The Gimhae Heo clan is a Korean clan. This clan traces their origin to King Suro and his legendary Queen Heo Hwang-ok, who are mentioned in the 13th-century Korean chronicle Samguk Yusa. King Suro was the founder of Gaya confederacy. According to a 2015 survey, the population of Gimhae Heo clan is 134068.

The founder of Gimhae Heo clan, a 35th descendant of Queen Heo Hwang-ok and King Suro, was Heo Yeom who served in the court of King Munjong of Goryeo. He was appointed as the Prince of Garak / Gaya.

More than six million present day Koreans, especially from the Gimhae Kim clan, the Gimhae Heo clan and the Incheon Lee clan associate their ancestry to royal family of Gaya, and these clans place restrictions on marriage with each other due to the shared ancestors.
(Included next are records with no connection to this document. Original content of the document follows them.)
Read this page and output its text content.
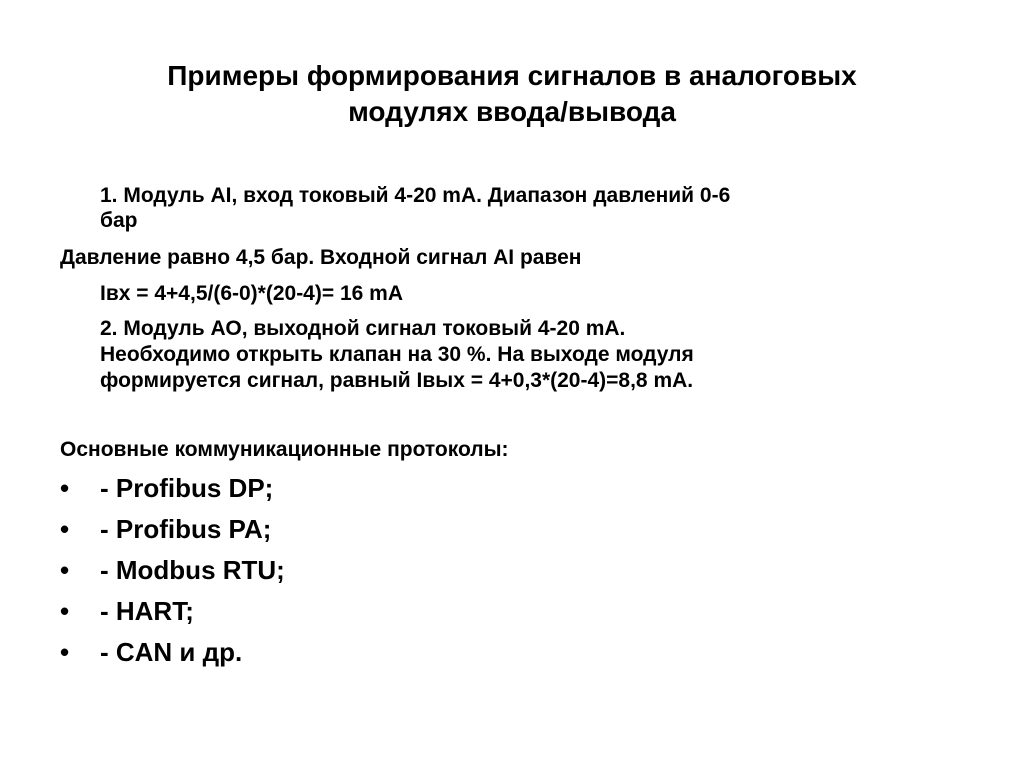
Примеры формирования сигналов в аналоговых
модулях ввода/вывода
1. Модуль AI, вход токовый 4-20 mA. Диапазон давлений 0-6
бар
Давление равно 4,5 бар. Входной сигнал AI равен
Iвх = 4+4,5/(6-0)*(20-4)= 16 mA
2. Модуль АО, выходной сигнал токовый 4-20 mA.
Необходимо открыть клапан на 30 %. На выходе модуля
формируется сигнал, равный Iвых = 4+0,3*(20-4)=8,8 mA.
Основные коммуникационные протоколы:
•	- Profibus DP;
•	- Profibus PA;
•	- Modbus RTU;
•	- HART;
•	- CAN и др.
Today, the Gimhae Kim clan is the largest clan group among them.

The Gimhae Heo clan and Incheon Lee clan, descended from the two sons of King Suro who used their mother's Queen Heo Hwang-ok's surname, instead of their father's. According to Samguk Yusa, Queen Heo Hwang-ok became the wife of King Suro of Geumgwan Gaya at the age of 16, after having arrived in Gaya confederacy in Korea in the year 48 AD by boat from a distant kingdom called "Ayuta", making her the first queen of Geumgwan Gaya. Her native kingdom is believed to be located in India by some, there is however no mention of her in any pre-modern Indian sources. There is a tomb in Gimhae in Korea, that are believed by some to be of King Suro and Queen Heo, and a memorial of Queen Heo Hwang-ok in the Hindu holy city of Ayodhya in India.